Getting Help
When working with Python Discord's infrastructure, you may encounter issues or need assistance. This guide outlines the various ways to get help and who to contact for different types of problems.
Emergency Procedures
Critical Infrastructure Issues
For critical incidents affecting production services:
- Immediate Response: Post in the
#dev-oops
Discord channel with@here
mention - Assessment: Briefly describe the issue and impact
- Escalation: If no response within 15 minutes, contact DevOps team leads directly
After-Hours Emergencies
For emergencies outside normal hours:
- Contact the on-call DevOps team member (rotation schedule in
#dev-oops
pinned messages) - If unable to reach on-call person, escalate to DevOps team leads
- Document the incident for post-mortem analysis
Getting Help by Problem Type
Infrastructure Questions
For questions about services, configurations, or deployments:
- Primary: Ask in
#dev-oops
Discord channel - Secondary: Open a GitHub issue on the infra repository
- Resources: Check the Knowledge base first
Service-Specific Issues
For problems with specific services:
Service Type | Primary Contact | Resources |
---|---|---|
Kubernetes Cluster | #dev-oops channel |
Common Queries |
PostgreSQL Database | #dev-oops channel |
PostgreSQL Queries |
Email Services | #dev-oops channel |
Email Documentation |
LDAP/Authentication | #dev-oops channel |
LDAP Documentation |
DNS Issues | #dev-oops channel |
DNS configuration in infra repo |
Monitoring/Alerting | #dev-oops channel |
Loki Queries |
Access and Permissions
For access issues or permission requests:
- Check the Access Table for current permissions
- Request access in
#dev-oops
channel with: - What access you need
- Why you need it
- How long you need it (if temporary)
Self-Help Resources
Before asking for help, check these resources:
Documentation Sections
- Runbooks: Step-by-step guides for common tasks
- Common Queries: Pre-built queries for troubleshooting
- Post-mortems: Learn from past incidents
- Service Documentation: Detailed service information
Quick Troubleshooting
- Check service status: Look at monitoring dashboards
- Review recent changes: Check recent deployments or configuration changes
- Search past incidents: Look through post-mortems for similar issues
- Verify access: Ensure you have the necessary permissions
Troubleshooting Workflows
Service Down or Unresponsive
- Immediate: Check if it's a known incident (
#dev-oops
announcements) - Investigate:
- Check Kubernetes pod status
- Review application logs
- Verify dependencies (database, external services)
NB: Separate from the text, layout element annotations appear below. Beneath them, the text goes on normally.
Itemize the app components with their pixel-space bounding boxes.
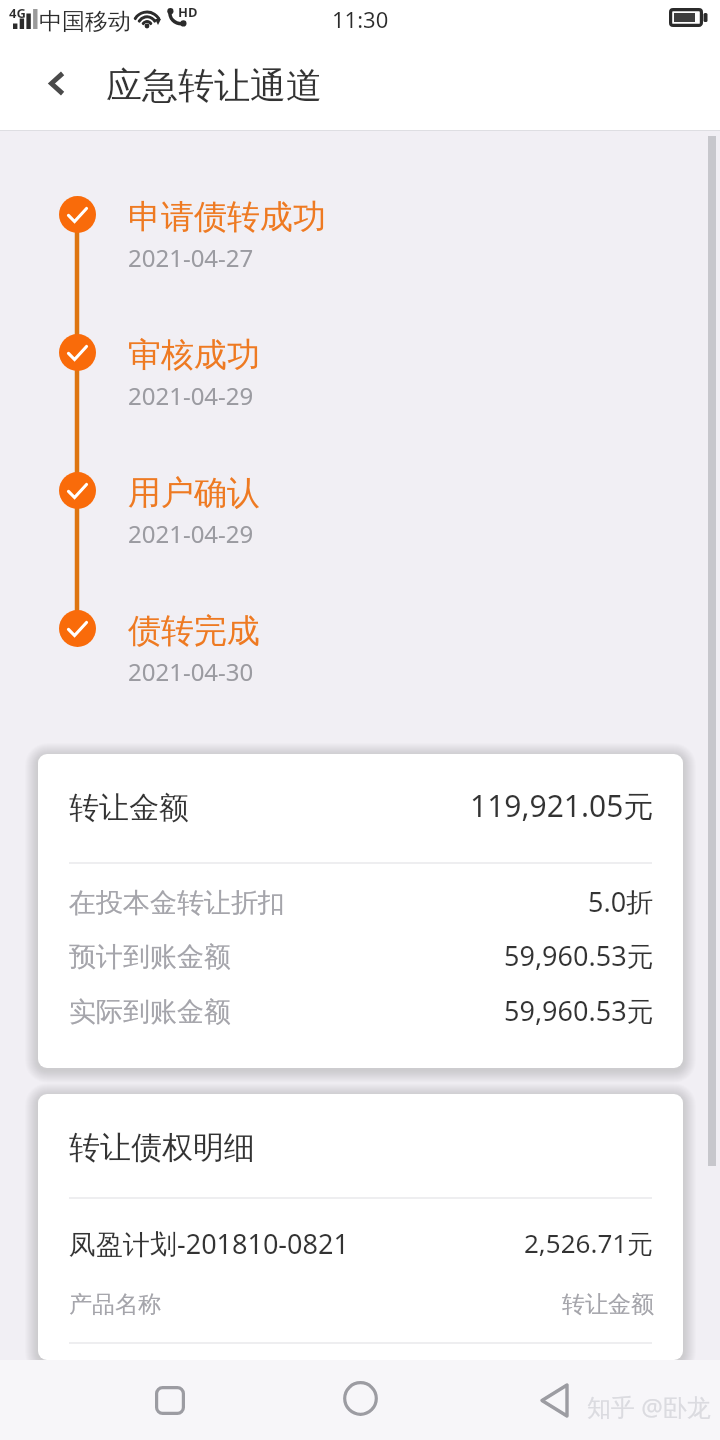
staticText: 转让金额 xyxy=(562,1290,654,1319)
staticText: 2021-04-29 xyxy=(128,517,254,550)
staticText: 2,526.71元 xyxy=(524,1225,654,1261)
staticText: 产品名称 xyxy=(69,1290,161,1319)
staticText: 11:30 xyxy=(332,4,389,34)
staticText: HD xyxy=(178,3,198,21)
button[interactable]: Back xyxy=(29,55,85,111)
button[interactable]: Recents xyxy=(140,1360,200,1440)
staticText: 59,960.53元 xyxy=(504,992,654,1029)
button[interactable]: Home xyxy=(330,1360,390,1440)
staticText: 预计到账金额 xyxy=(69,940,231,974)
staticText: 凤盈计划-201810-0821 xyxy=(69,1225,349,1262)
staticText: 用户确认 xyxy=(128,472,260,514)
staticText: 实际到账金额 xyxy=(69,995,231,1029)
staticText: 4G xyxy=(9,4,26,22)
staticText: 债转完成 xyxy=(128,610,260,652)
staticText: 在投本金转让折扣 xyxy=(69,886,285,920)
staticText: 2021-04-27 xyxy=(128,241,254,274)
staticText: 知乎 @卧龙 xyxy=(587,1390,711,1423)
staticText: 59,960.53元 xyxy=(504,937,654,974)
staticText: 中国移动 xyxy=(39,7,131,36)
staticText: 2021-04-29 xyxy=(128,379,254,412)
staticText: 2021-04-30 xyxy=(128,655,254,688)
staticText: 应急转让通道 xyxy=(106,63,322,108)
staticText: 119,921.05元 xyxy=(470,785,654,826)
staticText: 转让债权明细 xyxy=(69,1128,255,1167)
staticText: 审核成功 xyxy=(128,334,260,376)
button[interactable]: Back xyxy=(524,1360,584,1440)
staticText: 申请债转成功 xyxy=(128,196,326,238)
staticText: 转让金额 xyxy=(69,789,189,827)
staticText: 5.0折 xyxy=(588,883,654,920)
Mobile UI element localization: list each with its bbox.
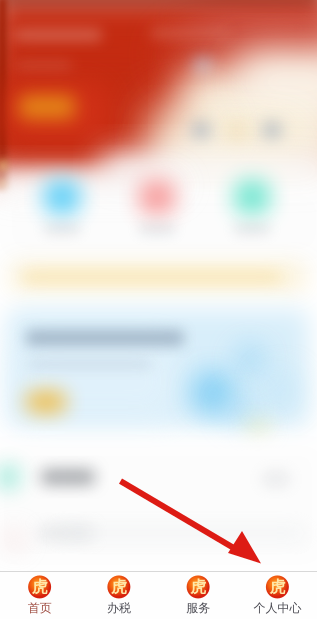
staticText: 个人中心 [253,600,301,616]
button[interactable]: 虎 [158,572,238,619]
button[interactable]: 虎 [79,572,158,619]
staticText: 虎 [32,577,48,597]
staticText: 虎 [190,577,206,597]
staticText: 虎 [269,577,285,597]
staticText: 服务 [186,600,210,616]
staticText: 首页 [28,600,52,616]
staticText: 办税 [107,600,131,616]
button[interactable]: 虎 [0,572,79,619]
button[interactable]: 虎 [238,572,317,619]
staticText: 虎 [111,577,127,597]
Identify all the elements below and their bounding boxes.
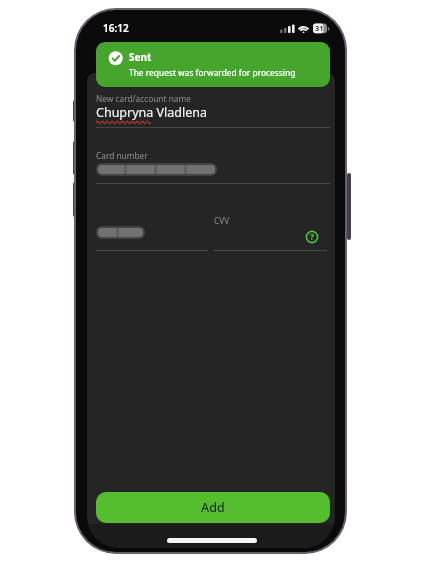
staticText: New card/account name	[96, 93, 191, 104]
staticText: Card number	[96, 150, 148, 161]
staticText: CVV	[214, 215, 230, 226]
staticText: ?	[310, 231, 315, 243]
button[interactable]: Add	[96, 492, 330, 523]
staticText: Chupryna Vladlena	[96, 104, 208, 121]
button[interactable]	[96, 214, 208, 251]
button[interactable]: New card/account name	[96, 90, 330, 128]
staticText: 31	[315, 23, 324, 33]
button[interactable]: ?	[306, 231, 318, 243]
button[interactable]: CVV	[213, 214, 327, 251]
staticText: 16:12	[103, 21, 129, 35]
staticText: Sent	[129, 50, 152, 64]
button[interactable]: Card number	[96, 147, 330, 184]
staticText: Add	[201, 499, 225, 516]
button[interactable]: Sent	[96, 42, 330, 87]
staticText: The request was forwarded for processing	[129, 67, 296, 78]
- Escalate: If unable to resolve in 30 minutes, ask for help
Performance Issues
- Gather data: Collect metrics and logs showing the performance problem
- Check resources: Review CPU, memory, and network usage
- Recent changes: Identify any recent deployments or configuration changes
- Document: Include specific metrics when asking for help
Configuration Problems
- Verify syntax: Check YAML/configuration file syntax
- Compare with working examples: Look at similar working configurations
- Test in staging: If available, test changes in non-production environment
- Rollback plan: Have a rollback strategy before making changes
:phone: Contact Information
Discord Channels
#dev-oops
: Primary channel for all infrastructure discussions#admin-chat
: For administrative and governance discussions
GitHub
- Infra Repository Issues: For bugs, feature requests, and documentation improvements
When to Use Each Channel
Type of Request | Discord #dev-oops |
GitHub Issue |
---|---|---|
Urgent issues | ||
Quick questions | ||
Bug reports | ||
Feature requests | ||
Documentation improvements | ||
Complex discussions |
When Asking for Help
Information to Include
Always provide:
- What you're trying to do: Clear description of your goal
- What you expected: What should have happened
- What actually happened: What went wrong (include error messages)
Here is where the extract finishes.